Maya Sonderegger, AOZ
Gemeinsam Hürden überwinden
Auch die Asylorganisation Zürich (AOZ) baut ihr Angebot aus. Im Auftrag des städtischen Sozialdepartements vermittelt die gemeinnützige Organisation Kontakte zwischen Asylsuchenden und freiwilligen Helfer:innen im Rahmen ihres Tandemprogramms.
Aufgrund des neuen Fördersystems für Geflüchtete des Kantons, könne die AOZ dieses Programm ausweiten, wie aus einer Medienmitteilung hervorgeht: «Wir suchen deshalb Personen oder Familien, die sich sozial engagieren möchten und Zeit für regelmässige Treffen haben.» Dadurch sollen in Zukunft mehr Geflüchtete die Möglichkeit haben, an dem Programm teilnehmen zu können.
«Die Stadt leistet auf diesem Gebiet seit vielen Jahren Pionierarbeit. Beim kantonalen Tandemprogramm handelt es sich um ein Pilotprojekt für die Jahre 2021 bis 2023», sagt Maya Sonderegger. Es solle nun in allen Regionen des Kantons ein ähnliches Förderprojekt existieren, erklärt die Leiterin der Fachstelle Freiwilligenarbeit.
Da Geflüchtete während ihres Asylverfahrens meist an verschiedenen Orten und in betreuten Zentren gelebt haben, sei es nicht einfach, sich in der Stadt zurecht zu finden: «Hier lebende Freiwillige können dabei helfen, solche Hürden zu überwinden.»

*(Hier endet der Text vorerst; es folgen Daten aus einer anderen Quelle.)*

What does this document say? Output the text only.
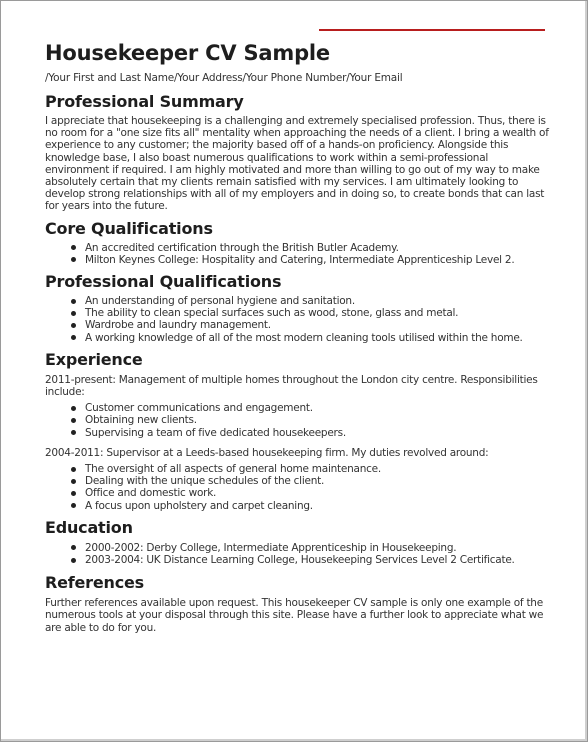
Housekeeper CV Sample
/Your First and Last Name/Your Address/Your Phone Number/Your Email
Professional Summary

I appreciate that housekeeping is a challenging and extremely specialised profession. Thus, there is no room for a "one size fits all" mentality when approaching the needs of a client. I bring a wealth of experience to any customer; the majority based off of a hands-on proficiency. Alongside this knowledge base, I also boast numerous qualifications to work within a semi-professional environment if required. I am highly motivated and more than willing to go out of my way to make absolutely certain that my clients remain satisfied with my services. I am ultimately looking to develop strong relationships with all of my employers and in doing so, to create bonds that can last for years into the future.

Core Qualifications
An accredited certification through the British Butler Academy.
Milton Keynes College: Hospitality and Catering, Intermediate Apprenticeship Level 2.
Professional Qualifications
An understanding of personal hygiene and sanitation.
The ability to clean special surfaces such as wood, stone, glass and metal.
Wardrobe and laundry management.
A working knowledge of all of the most modern cleaning tools utilised within the home.
Experience

2011-present: Management of multiple homes throughout the London city centre. Responsibilities include:

Customer communications and engagement.
Obtaining new clients.
Supervising a team of five dedicated housekeepers.

2004-2011: Supervisor at a Leeds-based housekeeping firm. My duties revolved around:

The oversight of all aspects of general home maintenance.
Dealing with the unique schedules of the client.
Office and domestic work.
A focus upon upholstery and carpet cleaning.
Education
2000-2002: Derby College, Intermediate Apprenticeship in Housekeeping.
2003-2004: UK Distance Learning College, Housekeeping Services Level 2 Certificate.
References

Further references available upon request. This housekeeper CV sample is only one example of the numerous tools at your disposal through this site. Please have a further look to appreciate what we are able to do for you.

Bereits in der Vergangenheit seien viele Zürcher:innen engagiert gewesen zu helfen, sagt Sonderegger: «Wir müssen jedoch auch dafür sorgen, dass die richtigen Menschen im Tandem zusammenfinden.»
Das hänge beispielsweise vom Alter oder den Bedürfnissen der Geflüchteten ab: «Manche Leute erhalten Nachhilfe, andere wiederum Hilfe bei der Wohnungssuche oder bei Bewerbungen für Lehrstellen.» In jedem Fall würden die Geflüchteten von den sozialen Kontakten und der Orientierung im Alltag profitieren, sagt Sonderegger.

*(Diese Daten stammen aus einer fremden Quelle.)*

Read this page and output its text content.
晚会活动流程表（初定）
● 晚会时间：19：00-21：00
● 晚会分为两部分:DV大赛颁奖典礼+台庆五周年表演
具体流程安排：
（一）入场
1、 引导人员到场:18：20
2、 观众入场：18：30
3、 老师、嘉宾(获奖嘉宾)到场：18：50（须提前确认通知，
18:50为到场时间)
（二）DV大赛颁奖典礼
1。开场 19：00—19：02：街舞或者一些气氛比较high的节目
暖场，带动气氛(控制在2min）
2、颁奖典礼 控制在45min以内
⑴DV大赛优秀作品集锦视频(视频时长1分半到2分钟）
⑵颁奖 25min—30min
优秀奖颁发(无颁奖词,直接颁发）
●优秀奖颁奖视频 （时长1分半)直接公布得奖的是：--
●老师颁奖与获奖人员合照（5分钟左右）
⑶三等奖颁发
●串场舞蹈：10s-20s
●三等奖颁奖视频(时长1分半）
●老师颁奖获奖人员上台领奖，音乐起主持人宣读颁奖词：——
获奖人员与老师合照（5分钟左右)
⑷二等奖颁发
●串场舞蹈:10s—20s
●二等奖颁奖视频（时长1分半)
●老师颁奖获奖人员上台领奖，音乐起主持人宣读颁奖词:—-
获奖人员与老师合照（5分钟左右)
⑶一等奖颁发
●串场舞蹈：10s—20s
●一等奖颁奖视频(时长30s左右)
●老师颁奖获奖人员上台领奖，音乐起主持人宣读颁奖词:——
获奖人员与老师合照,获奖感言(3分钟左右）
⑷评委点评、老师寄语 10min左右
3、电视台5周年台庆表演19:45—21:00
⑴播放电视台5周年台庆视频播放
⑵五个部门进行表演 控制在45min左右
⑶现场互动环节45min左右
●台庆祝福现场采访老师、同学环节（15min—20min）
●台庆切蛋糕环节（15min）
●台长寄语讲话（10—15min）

Häufig entstehen Freundschaften, die über das Programm hinausgehen.
Maya Sonderegger, AOZ
Commitment von beiden Seiten
Neben dem Tandemprogramm veranstaltet die AOZ auch Kurse und Gruppenprojekte. Aufgrund der Corona-Pandemie habe es in der Vergangenheit jedoch weniger Veranstaltungen in Gruppen, dafür mehr Tandems gegeben. «Wegen der Pandemie hatten die Leute womöglich auch mehr Zeit, sich um solche Projekte zu kümmern oder sich Gedanken dazu zu machen», sagt Sonderegger.
Die Teilnahme an einem Tandem sei auch für die Geflüchteten freiwillig, erklärt Sonderegger: «Beide Seiten gehen damit aber ein Commitment ein. Die Mindestdauer für ein Tandem liegt bei sechs Monaten.»
Von dem Programm würden die Helfer:innen dafür auch profitieren, zum Beispiel indem sie etwas über andere Kulturen lernen könnten. «Häufig entstehen auch Freundschaften, die über das Programm hinausgehen», sagt Sonderegger. Für ein Tandem könne sich jede:r anmelden: «Wir suchen sowohl junge als auch ältere Freiwillige, auch Familien können teilnehmen.»